Kıbrıs Başyazı

Sahiplenme yoksa, çevreye saygı da yok…





   “ 5 Haziran Dünya Çevre Günü Birleşmiş Milletler Örgütü 1972 yılında İsveç’in başkenti Stockholm’de 133 ülkenin katılımı ile düzenlediği zirvede, 5 Haziran tarihinin “Dünya Çevre Günü” olmasını oy birliği ile kabul etti. O tarihten bu yana çevre sorunlarına kamuoyunun dikkatini çekmek, halkın katılımını geliştirmek ve politik ilgiyi arttırmak üzere dünya genelinde çeşitli etkinliklerle kutlanıyor.”

***

   Bugün Dünya Çevre Günü.

   Türk Dil Kurumu’na göre karşılığı: 1. Mutlu bir olaya sevinildiğini söz, yazı veya armağanla anlatmak, tebrik etmek. 2. Önemli bir olayın gerçekleşmesinin yıl dönümü dolayısıyla tören yapmak.

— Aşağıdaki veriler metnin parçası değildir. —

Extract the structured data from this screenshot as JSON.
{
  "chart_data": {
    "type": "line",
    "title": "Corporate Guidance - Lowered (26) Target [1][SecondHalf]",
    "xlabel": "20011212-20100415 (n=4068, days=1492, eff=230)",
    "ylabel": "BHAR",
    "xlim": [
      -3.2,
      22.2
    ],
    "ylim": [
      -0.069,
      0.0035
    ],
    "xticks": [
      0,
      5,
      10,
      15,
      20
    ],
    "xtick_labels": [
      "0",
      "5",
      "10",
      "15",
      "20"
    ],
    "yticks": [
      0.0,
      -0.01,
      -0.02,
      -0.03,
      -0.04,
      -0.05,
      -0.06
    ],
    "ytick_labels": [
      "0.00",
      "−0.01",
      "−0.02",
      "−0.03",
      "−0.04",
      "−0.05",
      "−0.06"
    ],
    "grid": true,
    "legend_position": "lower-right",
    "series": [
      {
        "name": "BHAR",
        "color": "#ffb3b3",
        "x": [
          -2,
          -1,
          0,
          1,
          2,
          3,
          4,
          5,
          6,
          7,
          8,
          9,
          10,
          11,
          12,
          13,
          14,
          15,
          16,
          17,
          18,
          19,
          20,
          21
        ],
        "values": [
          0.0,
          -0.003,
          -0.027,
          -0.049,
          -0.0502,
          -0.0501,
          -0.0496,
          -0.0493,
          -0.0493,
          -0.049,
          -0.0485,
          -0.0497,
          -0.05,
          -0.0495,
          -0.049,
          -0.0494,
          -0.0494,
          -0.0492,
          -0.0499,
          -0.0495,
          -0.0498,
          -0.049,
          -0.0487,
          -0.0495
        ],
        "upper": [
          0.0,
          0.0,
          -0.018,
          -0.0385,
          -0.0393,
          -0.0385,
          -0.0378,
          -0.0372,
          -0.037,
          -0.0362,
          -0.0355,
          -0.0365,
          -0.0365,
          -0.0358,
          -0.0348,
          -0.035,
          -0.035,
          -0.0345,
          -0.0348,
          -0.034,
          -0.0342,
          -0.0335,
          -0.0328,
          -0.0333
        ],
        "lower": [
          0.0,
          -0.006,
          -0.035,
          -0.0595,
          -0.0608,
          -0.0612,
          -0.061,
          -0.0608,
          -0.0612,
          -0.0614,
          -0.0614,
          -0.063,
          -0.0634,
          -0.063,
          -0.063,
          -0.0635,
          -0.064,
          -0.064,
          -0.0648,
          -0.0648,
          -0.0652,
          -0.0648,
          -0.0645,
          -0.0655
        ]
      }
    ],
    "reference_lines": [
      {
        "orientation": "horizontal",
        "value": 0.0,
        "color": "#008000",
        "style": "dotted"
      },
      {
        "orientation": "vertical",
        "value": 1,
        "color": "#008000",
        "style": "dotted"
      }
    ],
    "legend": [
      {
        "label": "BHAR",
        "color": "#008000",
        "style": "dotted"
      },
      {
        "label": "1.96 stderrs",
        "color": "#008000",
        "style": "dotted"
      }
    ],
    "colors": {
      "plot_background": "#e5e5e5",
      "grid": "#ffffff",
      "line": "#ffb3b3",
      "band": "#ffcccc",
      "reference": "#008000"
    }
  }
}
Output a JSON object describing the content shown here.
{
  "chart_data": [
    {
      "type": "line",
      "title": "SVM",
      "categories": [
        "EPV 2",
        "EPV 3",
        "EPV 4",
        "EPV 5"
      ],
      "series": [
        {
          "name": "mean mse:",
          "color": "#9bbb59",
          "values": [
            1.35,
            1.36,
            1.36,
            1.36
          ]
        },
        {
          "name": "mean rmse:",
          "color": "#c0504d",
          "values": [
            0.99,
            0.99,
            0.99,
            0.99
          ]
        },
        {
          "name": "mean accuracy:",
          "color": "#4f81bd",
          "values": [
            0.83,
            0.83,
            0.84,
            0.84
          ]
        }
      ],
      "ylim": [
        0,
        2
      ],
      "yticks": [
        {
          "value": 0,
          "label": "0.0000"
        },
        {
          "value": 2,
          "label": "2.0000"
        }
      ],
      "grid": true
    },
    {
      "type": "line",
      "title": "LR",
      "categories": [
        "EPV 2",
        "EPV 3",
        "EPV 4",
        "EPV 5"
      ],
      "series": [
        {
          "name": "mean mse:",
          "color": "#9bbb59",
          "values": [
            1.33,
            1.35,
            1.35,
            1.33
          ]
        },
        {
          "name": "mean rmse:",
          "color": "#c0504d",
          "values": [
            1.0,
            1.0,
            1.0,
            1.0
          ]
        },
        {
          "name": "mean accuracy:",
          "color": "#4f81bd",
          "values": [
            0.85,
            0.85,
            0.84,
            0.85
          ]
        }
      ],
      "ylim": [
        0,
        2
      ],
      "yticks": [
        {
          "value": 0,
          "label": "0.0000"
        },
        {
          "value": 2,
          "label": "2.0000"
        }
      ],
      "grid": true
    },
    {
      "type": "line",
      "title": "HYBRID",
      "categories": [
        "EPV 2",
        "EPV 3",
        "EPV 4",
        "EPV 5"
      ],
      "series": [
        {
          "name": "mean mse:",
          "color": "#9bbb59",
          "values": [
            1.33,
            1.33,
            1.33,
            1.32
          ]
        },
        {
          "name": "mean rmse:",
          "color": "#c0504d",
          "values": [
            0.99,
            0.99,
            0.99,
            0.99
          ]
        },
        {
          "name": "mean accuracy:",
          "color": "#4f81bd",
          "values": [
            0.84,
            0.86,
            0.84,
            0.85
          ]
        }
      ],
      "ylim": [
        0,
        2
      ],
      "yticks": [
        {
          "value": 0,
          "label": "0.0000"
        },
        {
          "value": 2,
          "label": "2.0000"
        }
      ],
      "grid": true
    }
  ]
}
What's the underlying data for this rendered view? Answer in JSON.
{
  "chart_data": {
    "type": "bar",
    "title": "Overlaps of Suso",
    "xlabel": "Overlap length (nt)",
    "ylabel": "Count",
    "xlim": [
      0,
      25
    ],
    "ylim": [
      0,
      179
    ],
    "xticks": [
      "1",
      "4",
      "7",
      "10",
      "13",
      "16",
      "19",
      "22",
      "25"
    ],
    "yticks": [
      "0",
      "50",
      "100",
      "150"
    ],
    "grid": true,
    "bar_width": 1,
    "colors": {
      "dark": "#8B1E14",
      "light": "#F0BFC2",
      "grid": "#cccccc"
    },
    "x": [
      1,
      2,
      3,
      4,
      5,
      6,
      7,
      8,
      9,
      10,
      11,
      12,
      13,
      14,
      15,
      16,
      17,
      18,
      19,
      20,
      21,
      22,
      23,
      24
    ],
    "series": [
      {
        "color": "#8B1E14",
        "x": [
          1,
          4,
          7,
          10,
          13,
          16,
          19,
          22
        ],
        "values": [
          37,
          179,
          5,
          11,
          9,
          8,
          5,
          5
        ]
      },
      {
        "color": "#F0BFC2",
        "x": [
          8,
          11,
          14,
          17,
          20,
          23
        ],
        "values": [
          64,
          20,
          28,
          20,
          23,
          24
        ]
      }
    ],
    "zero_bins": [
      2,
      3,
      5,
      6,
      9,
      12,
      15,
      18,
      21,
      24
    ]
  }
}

   Dünyada,  çevre konusunda duyarlılık için karar üretmek ve evrensel bir gün yaratmak elbette önemli.

   O tarihten günümüze çevre konusunda dünya çapında çabalar harcanıyor.

   Peki bu çabalara karşılık, dünya çevre konusunda ileri mi yoksa geri mi gitti?

   İleri gittiğini söylemek kolay değil, hatta verilen zararlarla gerilere gidildiği bir gerçek.

***

   KKTC’de de siyasilerin neredeyse tümü ve çok sayıda sivil toplum örgütü Dünya Çevre Günü nedeniyle bildiriler yayımladı.

   Geçmiş açıklamalarla kıyaslasak belki de yapılan açıklamaların pek çoğu, geçmişte yapılanların aynısıdır.

   Kuzey Kıbrıs’ta çevre duyarlılığı ağırlıkla sözde kalmaktadır.

   Çevreye saygı yok dersek, yanlış olmaz.

   Çevre, Turizm ve Çevre Bakanlığı’nın isminde çevre vardır.

   Çevre Dairesi Müdürlüğü de var…

***

   Çevre sorunlarıyla mücadelede ne kadar yol aldık?

   Ciddi anlamda yol almadık.

   Kuzey Kıbrıs’ın elektrik ihtiyacını karşılayan iki santral var.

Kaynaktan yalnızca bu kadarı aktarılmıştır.